Skull Gang Foraging Club: Lurchie Gets Wet For Fennel
Fennel is pretty special. You can use it to steal fire from the gods. It was one of the nine sacred herbs of Woden (the pagan dude with one eye), and the Welsh used to say, “He who sees fennel and gathers it not, is not a man, but a devil”. The seeds are meant to reduce the after-effects of booze, and they stop you farting.
The Romans probably introduced fennel to Britain. They also introduced pubs. This was a day for pubs. The lurch was miserable (by the way, she still hasn’t killed anything. She has managed to find a bucket of curry. A whole fucking bucket. And a raw chicken leg). Despite our distinct lack of a Mediterranean climate, fennel does fairly well in the wild here. It is found mostly in the southern counties, and is more prevalent by, but not restricted to, the coast. Fennel loves damp wasteland, and can be found living as happily on roadsides as seaside cliffs. We found a whole bunch in East London. We showed a friend from up north. The next time we went, half of it was gone. Northerners.

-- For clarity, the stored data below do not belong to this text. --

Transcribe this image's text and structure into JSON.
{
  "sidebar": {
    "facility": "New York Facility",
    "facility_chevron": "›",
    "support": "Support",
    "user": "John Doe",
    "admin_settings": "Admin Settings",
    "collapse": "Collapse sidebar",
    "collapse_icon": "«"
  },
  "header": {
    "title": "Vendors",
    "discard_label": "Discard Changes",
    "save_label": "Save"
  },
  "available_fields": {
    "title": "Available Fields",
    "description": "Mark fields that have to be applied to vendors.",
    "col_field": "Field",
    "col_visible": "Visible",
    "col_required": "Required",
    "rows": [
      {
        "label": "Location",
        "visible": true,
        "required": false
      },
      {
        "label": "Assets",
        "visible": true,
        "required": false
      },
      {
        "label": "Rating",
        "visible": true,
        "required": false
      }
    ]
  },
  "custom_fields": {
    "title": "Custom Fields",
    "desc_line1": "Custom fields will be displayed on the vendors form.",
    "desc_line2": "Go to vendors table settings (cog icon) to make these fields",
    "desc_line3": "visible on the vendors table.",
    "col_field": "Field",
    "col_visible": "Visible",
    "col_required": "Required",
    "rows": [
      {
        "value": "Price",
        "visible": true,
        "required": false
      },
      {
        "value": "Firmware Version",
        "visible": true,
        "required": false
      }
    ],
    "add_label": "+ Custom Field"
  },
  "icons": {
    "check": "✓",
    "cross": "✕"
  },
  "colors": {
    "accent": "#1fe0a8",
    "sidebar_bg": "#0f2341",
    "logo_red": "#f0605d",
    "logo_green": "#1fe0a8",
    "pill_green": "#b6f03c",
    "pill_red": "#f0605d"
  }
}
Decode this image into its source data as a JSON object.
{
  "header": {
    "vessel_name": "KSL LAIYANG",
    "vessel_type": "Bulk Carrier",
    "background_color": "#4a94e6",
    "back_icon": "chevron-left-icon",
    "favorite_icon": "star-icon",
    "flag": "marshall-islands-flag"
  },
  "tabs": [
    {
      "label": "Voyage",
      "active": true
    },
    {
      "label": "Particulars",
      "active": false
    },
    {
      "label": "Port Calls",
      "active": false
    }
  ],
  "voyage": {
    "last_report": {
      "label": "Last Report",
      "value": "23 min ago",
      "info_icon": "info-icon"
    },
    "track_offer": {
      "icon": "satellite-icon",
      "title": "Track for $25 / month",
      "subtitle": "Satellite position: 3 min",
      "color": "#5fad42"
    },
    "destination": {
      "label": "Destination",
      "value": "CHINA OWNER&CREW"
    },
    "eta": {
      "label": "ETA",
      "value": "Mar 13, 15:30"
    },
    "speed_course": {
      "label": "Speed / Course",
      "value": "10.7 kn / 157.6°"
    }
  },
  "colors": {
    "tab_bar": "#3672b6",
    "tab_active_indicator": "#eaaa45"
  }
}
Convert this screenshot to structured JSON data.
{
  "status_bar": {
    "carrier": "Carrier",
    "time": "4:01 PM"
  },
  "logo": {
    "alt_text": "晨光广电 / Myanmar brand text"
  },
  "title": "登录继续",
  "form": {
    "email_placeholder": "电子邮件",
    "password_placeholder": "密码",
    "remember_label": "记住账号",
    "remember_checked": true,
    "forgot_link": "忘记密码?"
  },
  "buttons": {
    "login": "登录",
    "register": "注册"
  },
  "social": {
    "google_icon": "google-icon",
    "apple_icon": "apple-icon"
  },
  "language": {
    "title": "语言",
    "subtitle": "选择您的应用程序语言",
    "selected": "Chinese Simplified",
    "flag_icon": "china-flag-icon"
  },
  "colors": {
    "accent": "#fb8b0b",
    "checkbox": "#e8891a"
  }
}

Fennel can grow up to eight feet tall and has feathery, dill like leaves. It smells strongly of aniseed. Both the normal green fennel, and a coppery species known as bronze fennel can be found growing wild. Both are edible. Wild fennel won’t develop the large bulb that cultivated ‘Florence’ fennel gets, but the entire plant can be eaten. All you really need are the leaves though. Later in the year the flowers can be collected and fennel pollen extracted, or it can be left to seed, and then the seeds gathered. The seeds can be used whole, or ground and used as a spice. The only thing to look out for when picking fennel is poison hemlock. Poison hemlock looks similar, but has more carrot-like leaves, and doesn’t have that strong aniseed aroma.
Fennel’s fresh, sweet flavour goes well with most fish, especially oily fish like mackerel. It can also be wilted, minced, and cooked with some skinned Italian sausage, then added to penne to create a traditional Sicilian Pasta con Finocchietto. Which is what we did, only with some wild garlic tossed through at the end. Or you could just make fennel butter. Fennel butter is incredibly easy. All you need to do is steam the leaves, chop them finely and mix with a good, soft butter. It will go well with pretty much anything out of the ocean, and will work on chicken and pork as well. Or just wave it around looking for fire like Prometheus did. I don’t care.